California has followed that lead. Ashley McCullough, a Youth Advocate Fellow at the Westcoast Children’s Clinic, sits on Alameda County’s AB 12 implementation group.
The Stanford University graduate had to use her scholarships and financial aid to pay for her dorm room. If there had been an AB 12, foster care would have paid for her housing and she wouldn’t have had to scramble to find a place to live during the summer.
Yet McCullough still expects it will be a hard sell to encourage other foster youth to remain in the system. “Once people are 18 they’re not going to want to stay in foster care because they’ve had the system disrupt their lives long enough,” she said.

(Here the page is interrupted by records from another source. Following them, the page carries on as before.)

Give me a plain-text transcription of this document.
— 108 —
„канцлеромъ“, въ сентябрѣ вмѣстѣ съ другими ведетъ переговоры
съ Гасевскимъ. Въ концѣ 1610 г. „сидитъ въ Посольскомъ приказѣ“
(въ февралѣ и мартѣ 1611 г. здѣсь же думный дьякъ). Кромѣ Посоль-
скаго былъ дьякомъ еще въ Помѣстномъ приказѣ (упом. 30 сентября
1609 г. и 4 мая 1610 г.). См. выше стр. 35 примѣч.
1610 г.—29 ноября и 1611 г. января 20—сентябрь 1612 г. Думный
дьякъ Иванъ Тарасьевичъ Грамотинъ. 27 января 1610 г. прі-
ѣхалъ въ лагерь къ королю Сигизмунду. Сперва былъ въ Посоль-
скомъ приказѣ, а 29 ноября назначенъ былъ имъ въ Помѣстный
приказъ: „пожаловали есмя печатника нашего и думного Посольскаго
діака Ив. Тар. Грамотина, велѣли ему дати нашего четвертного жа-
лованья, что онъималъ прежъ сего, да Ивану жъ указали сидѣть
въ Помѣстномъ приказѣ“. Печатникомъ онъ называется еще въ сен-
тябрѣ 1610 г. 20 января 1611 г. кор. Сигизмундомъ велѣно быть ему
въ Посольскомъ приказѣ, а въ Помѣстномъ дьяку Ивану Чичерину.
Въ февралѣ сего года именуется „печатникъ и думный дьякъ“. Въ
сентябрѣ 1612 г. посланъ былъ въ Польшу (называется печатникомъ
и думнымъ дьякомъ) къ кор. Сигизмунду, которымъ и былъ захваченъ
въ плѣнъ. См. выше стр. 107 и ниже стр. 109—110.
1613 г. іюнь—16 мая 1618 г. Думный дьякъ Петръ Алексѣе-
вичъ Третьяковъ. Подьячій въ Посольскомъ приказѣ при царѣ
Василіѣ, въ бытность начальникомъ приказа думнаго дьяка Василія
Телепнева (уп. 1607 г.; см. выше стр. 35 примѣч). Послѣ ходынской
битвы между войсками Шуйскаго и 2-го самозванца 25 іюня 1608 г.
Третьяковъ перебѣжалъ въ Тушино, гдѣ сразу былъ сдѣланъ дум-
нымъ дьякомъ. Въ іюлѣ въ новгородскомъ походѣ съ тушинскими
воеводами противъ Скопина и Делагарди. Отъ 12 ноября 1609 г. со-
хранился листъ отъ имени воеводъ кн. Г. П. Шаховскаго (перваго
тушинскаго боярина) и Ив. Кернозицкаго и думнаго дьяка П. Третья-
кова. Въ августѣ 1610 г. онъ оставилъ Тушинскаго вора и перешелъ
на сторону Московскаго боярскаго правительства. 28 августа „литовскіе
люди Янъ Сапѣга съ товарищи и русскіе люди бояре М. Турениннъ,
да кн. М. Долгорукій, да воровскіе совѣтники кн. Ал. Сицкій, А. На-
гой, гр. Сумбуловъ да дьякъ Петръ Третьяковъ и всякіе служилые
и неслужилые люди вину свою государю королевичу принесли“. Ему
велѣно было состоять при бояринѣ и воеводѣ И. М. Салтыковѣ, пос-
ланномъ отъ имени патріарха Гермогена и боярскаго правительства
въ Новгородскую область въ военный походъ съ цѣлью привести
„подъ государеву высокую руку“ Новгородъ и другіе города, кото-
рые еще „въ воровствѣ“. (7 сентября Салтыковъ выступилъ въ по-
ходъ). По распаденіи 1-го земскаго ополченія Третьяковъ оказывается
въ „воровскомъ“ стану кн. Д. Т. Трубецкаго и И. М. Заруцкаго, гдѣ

So the Alameda County group is going to roll out a marketing campaign directed at 17-year-olds and their child care workers. “To me, it’s about preventing homelessness. Foster care doesn’t do a good job of providing families for young people,” said McCullough. “You can’t take advantage of all the other opportunities if you don’t have a stable place to live.”
It may be too late for David Morrow to take advantage of the new law, but he has put his life back on track. Morrow is enrolled in community college and said he hopes to transfer to a four-year college, earn a double major in social work and business, and open a transitional housing program for former foster youth.